Member of the Assembly of the Republic
- In office 1991–2004
- Constituency: Lisbon

Personal details
- Born: 10 June 1954 (age 72)
- Party: Ecologist Party "The Greens"

= Isabel Castro (politician) =

Portuguese Green Party politician

Isabel Maria de Almeida e Castro (born 1954), is a former deputy in the Assembly of the Republic of Portugal, representing the Ecologist Party "The Greens". She was one of the first two women to head a political party in the parliament.

==Political career==
Castro was born on 10 June 1954. Before being elected to the National Assembly she had a career as a banker. She was first elected to the Assembly of the Republic in 1991, as a representative of the Greens (Os Verdes) for the Lisbon District. She was re-elected in 1995, 1999, and 2002. In these elections her party only won two seats out of the 230 in the parliament, and she was the president of the parliamentary group until August 2004, when she left the Assembly because of the party's policy of rotating deputies. Following this, she decided not to stand for re-election in the 2005 election, saying that she was disappointed with political parties. She resigned from the governing bodies of the Ecologist party.

Castro did, however, remain an outspoken campaigner on environmental and other issues, such as abortion and nuclear weapons. In 2004, on the 30th anniversary of the Carnation Revolution that overthrew the Estado Novo dictatorship, she highlighted many of the environmental issues that Portugal still faced. These included the bias towards development in coastal areas; the increased production of solid waste with low emphasis on recycling; the pollution of Portuguese rivers; desertification; the extinction of animal and plant species; erosion; increased air pollution and carbon dioxide emissions; and dependency on imported energy and lack of progress with renewable energy production.

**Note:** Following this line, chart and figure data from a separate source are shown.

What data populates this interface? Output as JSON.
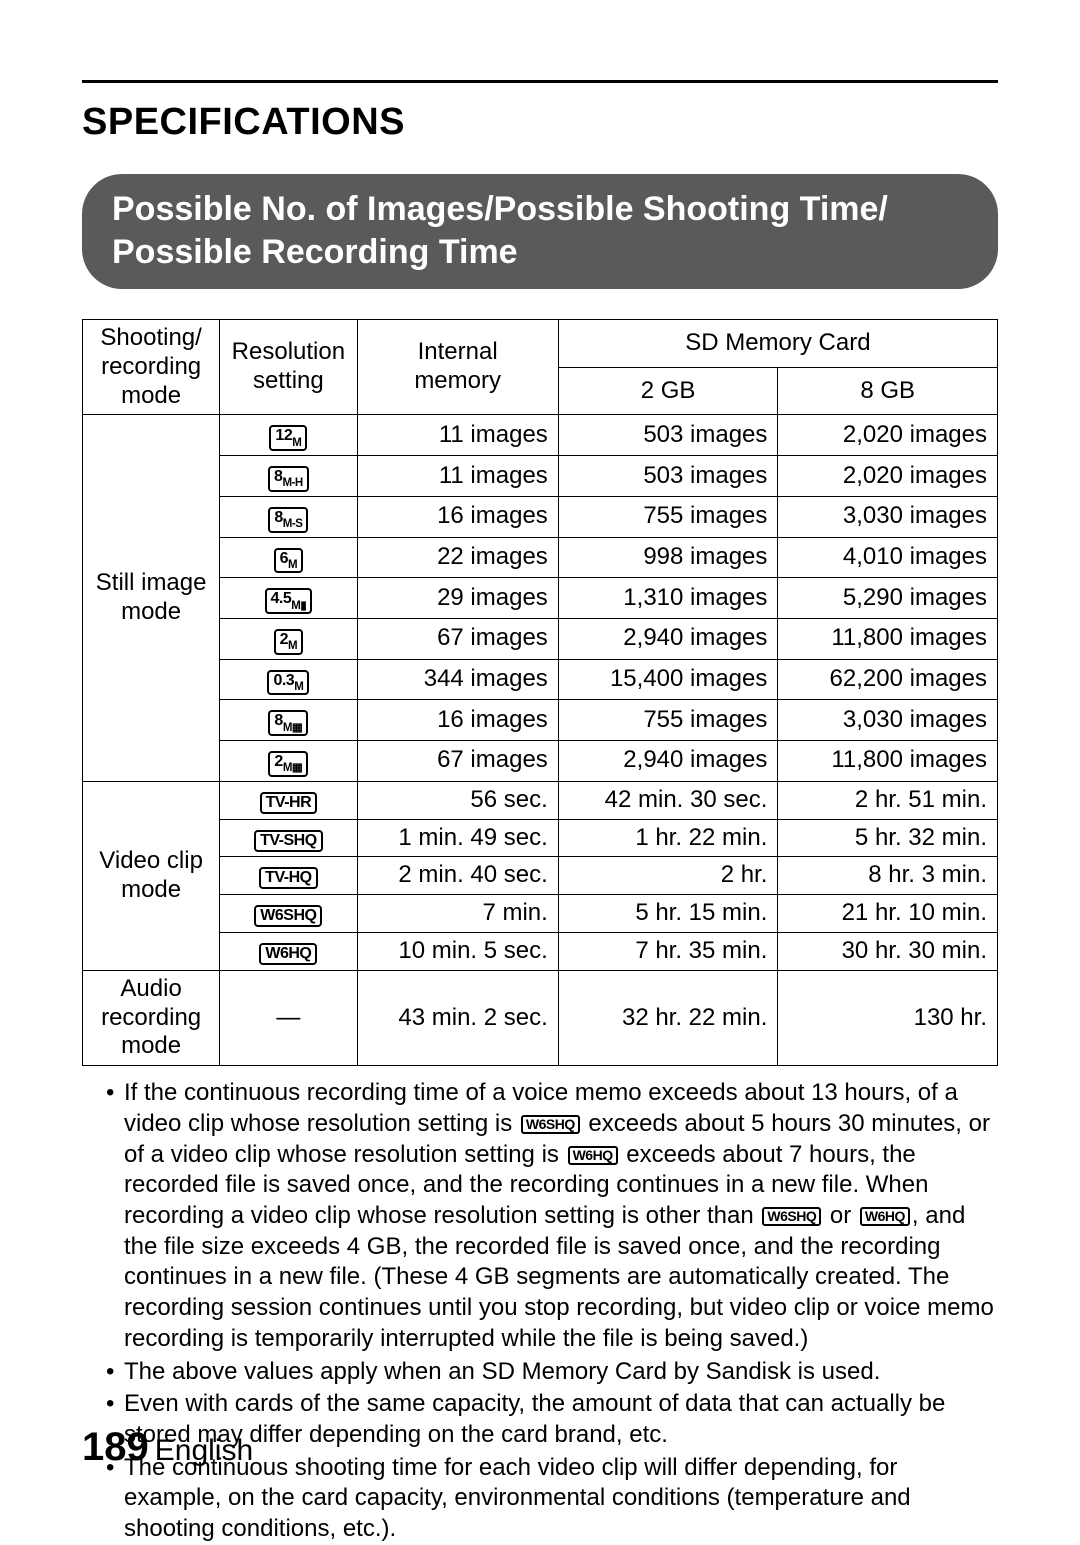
{
  "title": "SPECIFICATIONS",
  "banner_line1": "Possible No. of Images/Possible Shooting Time/",
  "banner_line2": "Possible Recording Time",
  "headers": {
    "mode": "Shooting/\nrecording\nmode",
    "res": "Resolution\nsetting",
    "internal": "Internal\nmemory",
    "sd": "SD Memory Card",
    "sd2": "2 GB",
    "sd8": "8 GB"
  },
  "groups": {
    "still": "Still image\nmode",
    "video": "Video clip\nmode",
    "audio": "Audio\nrecording\nmode"
  },
  "still_rows": [
    {
      "res": "12M",
      "internal": "11 images",
      "c2": "503 images",
      "c8": "2,020 images"
    },
    {
      "res": "8M-H",
      "internal": "11 images",
      "c2": "503 images",
      "c8": "2,020 images"
    },
    {
      "res": "8M-S",
      "internal": "16 images",
      "c2": "755 images",
      "c8": "3,030 images"
    },
    {
      "res": "6M",
      "internal": "22 images",
      "c2": "998 images",
      "c8": "4,010 images"
    },
    {
      "res": "4.5M▮",
      "internal": "29 images",
      "c2": "1,310 images",
      "c8": "5,290 images"
    },
    {
      "res": "2M",
      "internal": "67 images",
      "c2": "2,940 images",
      "c8": "11,800 images"
    },
    {
      "res": "0.3M",
      "internal": "344 images",
      "c2": "15,400 images",
      "c8": "62,200 images"
    },
    {
      "res": "8M▦",
      "internal": "16 images",
      "c2": "755 images",
      "c8": "3,030 images"
    },
    {
      "res": "2M▦",
      "internal": "67 images",
      "c2": "2,940 images",
      "c8": "11,800 images"
    }
  ],
  "video_rows": [
    {
      "res": "TV-HR",
      "internal": "56 sec.",
      "c2": "42 min. 30 sec.",
      "c8": "2 hr. 51 min."
    },
    {
      "res": "TV-SHQ",
      "internal": "1 min. 49 sec.",
      "c2": "1 hr. 22 min.",
      "c8": "5 hr. 32 min."
    },
    {
      "res": "TV-HQ",
      "internal": "2 min. 40 sec.",
      "c2": "2 hr.",
      "c8": "8 hr. 3 min."
    },
    {
      "res": "W6SHQ",
      "internal": "7 min.",
      "c2": "5 hr. 15 min.",
      "c8": "21 hr. 10 min."
    },
    {
      "res": "W6HQ",
      "internal": "10 min. 5 sec.",
      "c2": "7 hr. 35 min.",
      "c8": "30 hr. 30 min."
    }
  ],
  "audio_row": {
    "res": "—",
    "internal": "43 min. 2 sec.",
    "c2": "32 hr. 22 min.",
    "c8": "130 hr."
  },
  "notes": {
    "n1a": "If the continuous recording time of a voice memo exceeds about 13 hours, of a video clip whose resolution setting is ",
    "n1b": " exceeds about 5 hours 30 minutes, or of a video clip whose resolution setting is ",
    "n1c": " exceeds about 7 hours, the recorded file is saved once, and the recording continues in a new file. When recording a video clip whose resolution setting is other than ",
    "n1d": " or ",
    "n1e": ", and the file size exceeds 4 GB, the recorded file is saved once, and the recording continues in a new file. (These 4 GB segments are automatically created. The recording session continues until you stop recording, but video clip or voice memo recording is temporarily interrupted while the file is being saved.)",
    "i1": "W6SHQ",
    "i2": "W6HQ",
    "i3": "W6SHQ",
    "i4": "W6HQ",
    "n2": "The above values apply when an SD Memory Card by Sandisk is used.",
    "n3": "Even with cards of the same capacity, the amount of data that can actually be stored may differ depending on the card brand, etc.",
    "n4": "The continuous shooting time for each video clip will differ depending, for example, on the card capacity, environmental conditions (temperature and shooting conditions, etc.)."
  },
  "page_number": "189",
  "page_lang": "English",
  "col_widths": {
    "mode": "15%",
    "res": "15%",
    "internal": "22%",
    "c2": "24%",
    "c8": "24%"
  }
}
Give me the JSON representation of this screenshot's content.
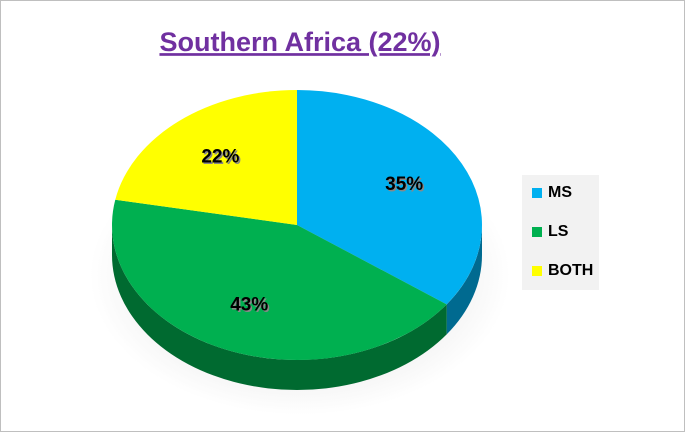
{
  "chart_data": {
    "type": "pie",
    "title": "Southern Africa (22%)",
    "categories": [
      "MS",
      "LS",
      "BOTH"
    ],
    "values": [
      35,
      43,
      22
    ],
    "value_labels": [
      "35%",
      "43%",
      "22%"
    ],
    "colors": [
      "#00b0f0",
      "#00b050",
      "#ffff00"
    ],
    "legend": "right"
  }
}
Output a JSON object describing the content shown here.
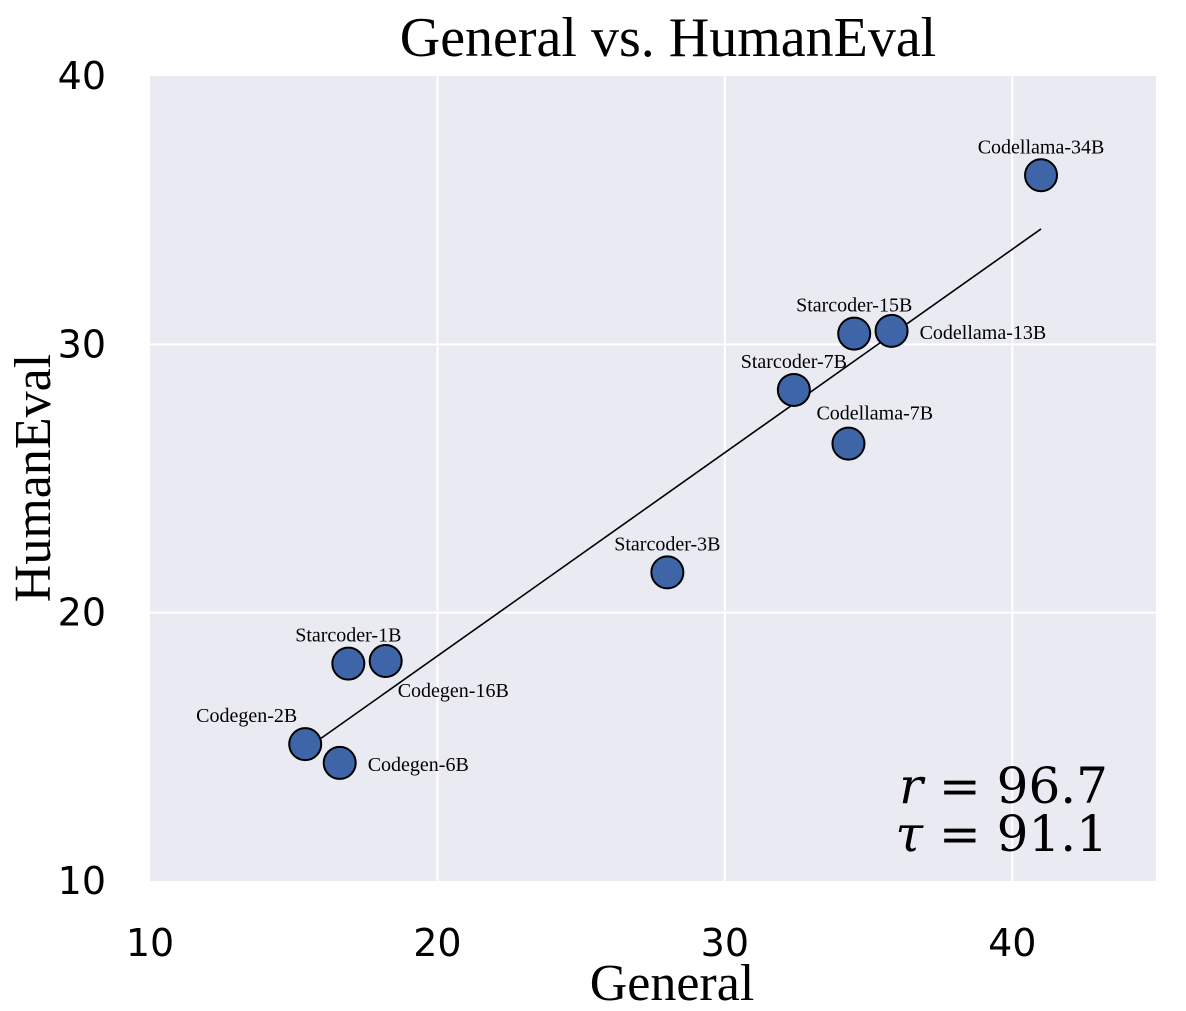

Castro has been very critical of the United Nations Climate Change Conferences, saying that they are "chronicles of imminent disaster" with a lack of commitment to action. She has also been involved with the Iniciativa de Auditoria Cidadã à Divida Pública, the Portuguese branch of the International Citizen Debt Audit Network (ICAN). She regularly writes pieces for the media, including for the Green European Journal.